De comienzos y finales

Entre nervioso y asustado vagaba con la mirada perdida hacia un horizonte envenenado. ¿Eran acaso esos los signos de un precipitado final o de un comienzo eterno? Habían pasado demasiados años desde la primera vez. Tantos que sumergidos en la ciénaga del olvido sus recuerdos ya no se dignaban a regresar al regazo de su memoria.

Pero, se preguntaba, y si esta vez fuera la de verdad.

Había sido un fogonazo, tan parecido a los demás pero distinto a la vez. Una décima de segundo, una infinitesimal lágrima del eterno océano del tiempo. Y en ese suspiro de la historia del universo, un relato lleno de colores se había tejido entre las hebras de su futuro.

Tal vez si, tal vez fuera ella.

Bajo la mirada del Gran Cielo Azul él volvía a respirar después de una muerte en vida. Y así, montado sobre las alas de un pegaso de juguete volaba por los rincones de sus sueños, reencontrándose con el niño que una vez en la lejanía quiso llegar a las estrellas.

Soledad, fiel compañera, había llegado el momento de decirte adiós. Corre, le susurraba Valor, corre y no mires atrás. Y corrió, tan rápido que ni el viento fue capaz de seguir su estela.

Una carrera para terminar sucumbiendo en el fuego abrasador de las pasiones humanas, de los anhelos de los hombres que nunca se conformaron con ser sólo hombres. Giros del destino. Primaveras con sabores a otoño e inviernos que llegaron para enfriar su corazón.

Sus dedos recorriéndole la espalda, dibujándole caminos imposibles. Y como teclas de un piano, sonando todas al unísono en una armonía que le hacía temblar.

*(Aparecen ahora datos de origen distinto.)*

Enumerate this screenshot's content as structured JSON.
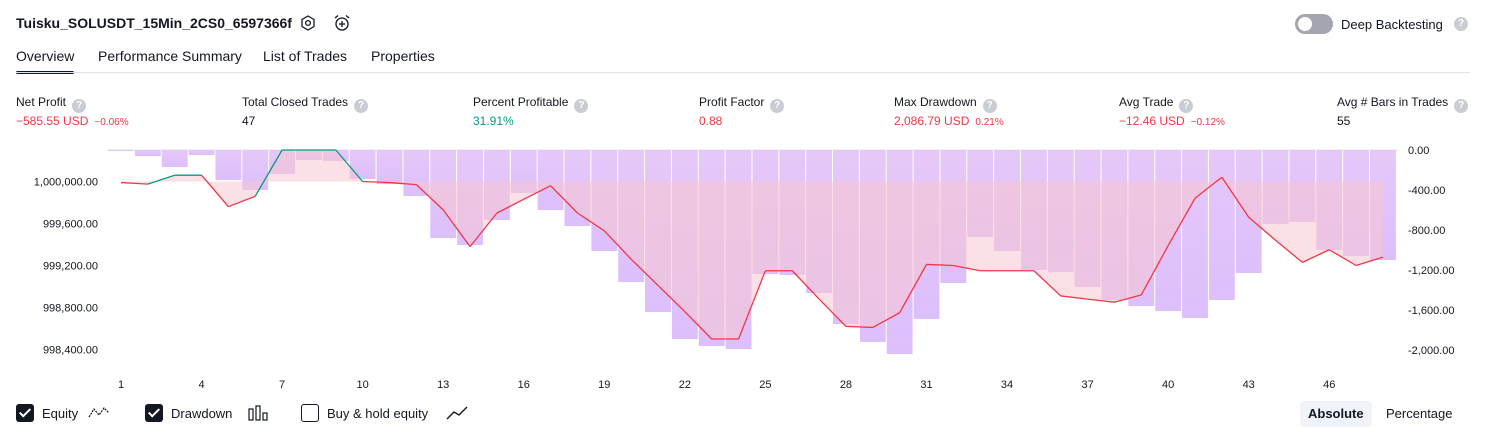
{
  "header": {
    "strategy_title": "Tuisku_SOLUSDT_15Min_2CS0_6597366f",
    "settings_icon": "gear-icon",
    "alert_icon": "alarm-clock-plus-icon",
    "deep_backtesting_label": "Deep Backtesting",
    "deep_backtesting_enabled": false,
    "help_glyph": "?"
  },
  "tabs": [
    {
      "label": "Overview",
      "active": true
    },
    {
      "label": "Performance Summary",
      "active": false
    },
    {
      "label": "List of Trades",
      "active": false
    },
    {
      "label": "Properties",
      "active": false
    }
  ],
  "metrics": [
    {
      "label": "Net Profit",
      "value": "−585.55 USD",
      "pct": "−0.06%",
      "color": "red"
    },
    {
      "label": "Total Closed Trades",
      "value": "47",
      "pct": "",
      "color": "dark"
    },
    {
      "label": "Percent Profitable",
      "value": "31.91%",
      "pct": "",
      "color": "green"
    },
    {
      "label": "Profit Factor",
      "value": "0.88",
      "pct": "",
      "color": "red"
    },
    {
      "label": "Max Drawdown",
      "value": "2,086.79 USD",
      "pct": "0.21%",
      "color": "red"
    },
    {
      "label": "Avg Trade",
      "value": "−12.46 USD",
      "pct": "−0.12%",
      "color": "red"
    },
    {
      "label": "Avg # Bars in Trades",
      "value": "55",
      "pct": "",
      "color": "dark"
    }
  ],
  "chart_data": {
    "type": "line",
    "x_ticks": [
      "1",
      "4",
      "7",
      "10",
      "13",
      "16",
      "19",
      "22",
      "25",
      "28",
      "31",
      "34",
      "37",
      "40",
      "43",
      "46"
    ],
    "left_axis_ticks": [
      "1,000,000.00",
      "999,600.00",
      "999,200.00",
      "998,800.00",
      "998,400.00"
    ],
    "right_axis_ticks": [
      "0.00",
      "-400.00",
      "-800.00",
      "-1,200.00",
      "-1,600.00",
      "-2,000.00"
    ],
    "left_ylim": [
      998300,
      1000300
    ],
    "right_ylim": [
      -2100,
      0
    ],
    "colors": {
      "equity_down": "#f23645",
      "equity_up": "#089981",
      "drawdown": "#b388ff"
    },
    "series": [
      {
        "name": "Equity",
        "x": [
          1,
          2,
          3,
          4,
          5,
          6,
          7,
          8,
          9,
          10,
          11,
          12,
          13,
          14,
          15,
          16,
          17,
          18,
          19,
          20,
          21,
          22,
          23,
          24,
          25,
          26,
          27,
          28,
          29,
          30,
          31,
          32,
          33,
          34,
          35,
          36,
          37,
          38,
          39,
          40,
          41,
          42,
          43,
          44,
          45,
          46,
          47,
          48
        ],
        "values": [
          999990,
          999975,
          1000060,
          1000060,
          999760,
          999860,
          1000300,
          1000300,
          1000300,
          1000000,
          999990,
          999970,
          999730,
          999380,
          999700,
          999830,
          999960,
          999700,
          999530,
          999260,
          999010,
          998760,
          998500,
          998500,
          999150,
          999150,
          998880,
          998620,
          998610,
          998750,
          999210,
          999200,
          999150,
          999150,
          999150,
          998910,
          998880,
          998850,
          998920,
          999390,
          999840,
          1000040,
          999660,
          999440,
          999230,
          999350,
          999200,
          999280
        ]
      },
      {
        "name": "Drawdown",
        "x": [
          1,
          2,
          3,
          4,
          5,
          6,
          7,
          8,
          9,
          10,
          11,
          12,
          13,
          14,
          15,
          16,
          17,
          18,
          19,
          20,
          21,
          22,
          23,
          24,
          25,
          26,
          27,
          28,
          29,
          30,
          31,
          32,
          33,
          34,
          35,
          36,
          37,
          38,
          39,
          40,
          41,
          42,
          43,
          44,
          45,
          46,
          47,
          48
        ],
        "values": [
          -10,
          -60,
          -170,
          -50,
          -300,
          -400,
          -240,
          -100,
          -110,
          -290,
          -340,
          -460,
          -880,
          -950,
          -700,
          -430,
          -600,
          -760,
          -1010,
          -1320,
          -1620,
          -1890,
          -1960,
          -1990,
          -1240,
          -1250,
          -1430,
          -1740,
          -1920,
          -2040,
          -1690,
          -1330,
          -870,
          -1010,
          -1200,
          -1220,
          -1370,
          -1500,
          -1560,
          -1610,
          -1680,
          -1500,
          -1230,
          -740,
          -720,
          -1000,
          -1060,
          -1100
        ]
      },
      {
        "name": "Buy & hold equity",
        "x": [],
        "values": []
      }
    ]
  },
  "legend": {
    "equity_label": "Equity",
    "equity_checked": true,
    "equity_icon": "equity-line-icon",
    "drawdown_label": "Drawdown",
    "drawdown_checked": true,
    "drawdown_icon": "drawdown-bars-icon",
    "buyhold_label": "Buy & hold equity",
    "buyhold_checked": false,
    "buyhold_icon": "buy-hold-line-icon"
  },
  "scale_toggle": {
    "absolute_label": "Absolute",
    "percentage_label": "Percentage",
    "selected": "Absolute"
  }
}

Un nuevo día despuntaba en ese horizonte envenenado que le había hecho ver sombras en una noche sin estrellas. Pero algo fallaba, era un olor, primero sutil pero poco a poco ganando todo el espacio. El olor del café recién hecho. Y entonces, en medio de la nada, su sonrisa.

Al final resultó que, después de todo, se trataba de un comienzo eterno.